Саша писала, что без экзамена переведена в следующий класс, что дома в общем-то все благополучно. Защемило на сердце от ее бесхитростных строчек:
«Тятя еще не уплыл с лесом, в это воскресенье отвалит. Сад весь распустился, черемухи и смородины ноньча еще больше стали, черемуха уж расцвела, ветки большие, красивые… На плотах тятя пойдет с Матреной дядюшки Семена. Так смотри, крестный, приезжай домой непременно, мы ждем тебя с нетерпением. Николай Семенович приехал, только не надолго, на один месяц, а потом уедет уже на новые места, в приют. Нам велела учительница летом-то наблюдать за природой, а я без тебя не знаю, как наблюдать… Мама вицы вертела на сплотке, они тяжелые, и убила руки…»
Ефим долго сидел у окна с этим письмом в руках, Шаблово, родные окликали его… А с чем он приедет туда?.. Что скажет о своих делах, успехах?.. Неопределенность дел… Опять — она… Отцу с матерью ничего не объяснишь, не поймут они, как непросто ему выбраться на путь, который для себя избрал, сколько тут всего нетвердого, смутного… Если б даже и предположить, что вот он поступил в Академию, так опять же — что впереди?.. Долгая дорога… Четырехлетним занятиям ученика в индивидуальной мастерской профессора-руководителя предшествуют целых два года работы в общих классах рисования с натуры… А всего — шесть лет… И сколько тут неясностей, которых не понять родителям, даже и при его удаче. Но удачи-то пока не предвиделось… Стало быть, и не с чем было ехать в Шаблово… Незачем было оставаться и в Петербурге. Надо было ехать в Кинешму.

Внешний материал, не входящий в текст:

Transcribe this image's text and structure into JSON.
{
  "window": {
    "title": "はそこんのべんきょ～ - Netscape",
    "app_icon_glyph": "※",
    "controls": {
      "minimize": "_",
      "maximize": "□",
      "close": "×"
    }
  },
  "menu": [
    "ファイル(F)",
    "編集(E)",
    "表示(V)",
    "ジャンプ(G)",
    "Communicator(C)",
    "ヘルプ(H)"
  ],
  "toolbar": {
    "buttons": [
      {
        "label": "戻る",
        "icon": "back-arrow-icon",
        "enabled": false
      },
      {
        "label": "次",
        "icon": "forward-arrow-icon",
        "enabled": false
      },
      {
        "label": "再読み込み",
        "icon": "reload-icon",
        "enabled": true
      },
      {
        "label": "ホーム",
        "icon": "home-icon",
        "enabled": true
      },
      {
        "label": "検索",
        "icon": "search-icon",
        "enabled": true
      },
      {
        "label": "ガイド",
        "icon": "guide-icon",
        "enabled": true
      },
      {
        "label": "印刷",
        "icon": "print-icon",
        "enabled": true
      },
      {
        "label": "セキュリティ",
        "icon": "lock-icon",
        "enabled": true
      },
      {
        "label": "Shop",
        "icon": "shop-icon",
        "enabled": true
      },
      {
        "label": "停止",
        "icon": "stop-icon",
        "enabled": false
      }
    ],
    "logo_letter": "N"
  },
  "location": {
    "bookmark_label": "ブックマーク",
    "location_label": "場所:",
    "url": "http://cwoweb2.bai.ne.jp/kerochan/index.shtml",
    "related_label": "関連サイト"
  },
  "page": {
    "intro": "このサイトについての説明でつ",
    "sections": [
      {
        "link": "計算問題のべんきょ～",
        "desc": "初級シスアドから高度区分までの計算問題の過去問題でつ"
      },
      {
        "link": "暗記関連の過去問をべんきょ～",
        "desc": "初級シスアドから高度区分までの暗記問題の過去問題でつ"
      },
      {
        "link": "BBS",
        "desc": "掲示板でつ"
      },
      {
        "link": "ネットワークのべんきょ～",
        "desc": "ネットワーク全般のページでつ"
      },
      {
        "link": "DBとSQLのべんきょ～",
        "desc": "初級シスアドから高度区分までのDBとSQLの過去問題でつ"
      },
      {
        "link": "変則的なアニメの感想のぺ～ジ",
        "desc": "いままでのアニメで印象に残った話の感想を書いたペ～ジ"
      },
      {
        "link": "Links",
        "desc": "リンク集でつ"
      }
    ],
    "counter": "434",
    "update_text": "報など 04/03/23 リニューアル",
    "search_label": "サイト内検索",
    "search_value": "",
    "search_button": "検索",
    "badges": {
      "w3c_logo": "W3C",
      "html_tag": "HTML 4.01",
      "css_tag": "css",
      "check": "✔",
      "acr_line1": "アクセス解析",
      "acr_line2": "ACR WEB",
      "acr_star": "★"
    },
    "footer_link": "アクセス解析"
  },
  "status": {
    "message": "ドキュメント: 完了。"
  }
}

Для своих кинешемских доброжелателей Ефим на днях попросил Щербиновского написать отзыв. Дмитрий Анфимович относился к нему с самого начала с явной симпатией, отзыв он написал тут же:
«По возвращении моем из-за границы преподавание в студии княгини Тенишевой профессором И. Е. Репиным поручено мне. Ефим Васильевич Честняков занимался под моим руководством и ближайшим наблюдением профессора Репина от 1-го октября по 1-е мая 1901 года. Успехи Честнякова прекрасны, И. Е. Репин признает в нем талант, вполне заслуживающий поддержки на поприще искусства; совершенно разделяя мнение профессора, подтверждаю также самое серьезное и деловитое отношение Е. В. Честнякова к занятиям».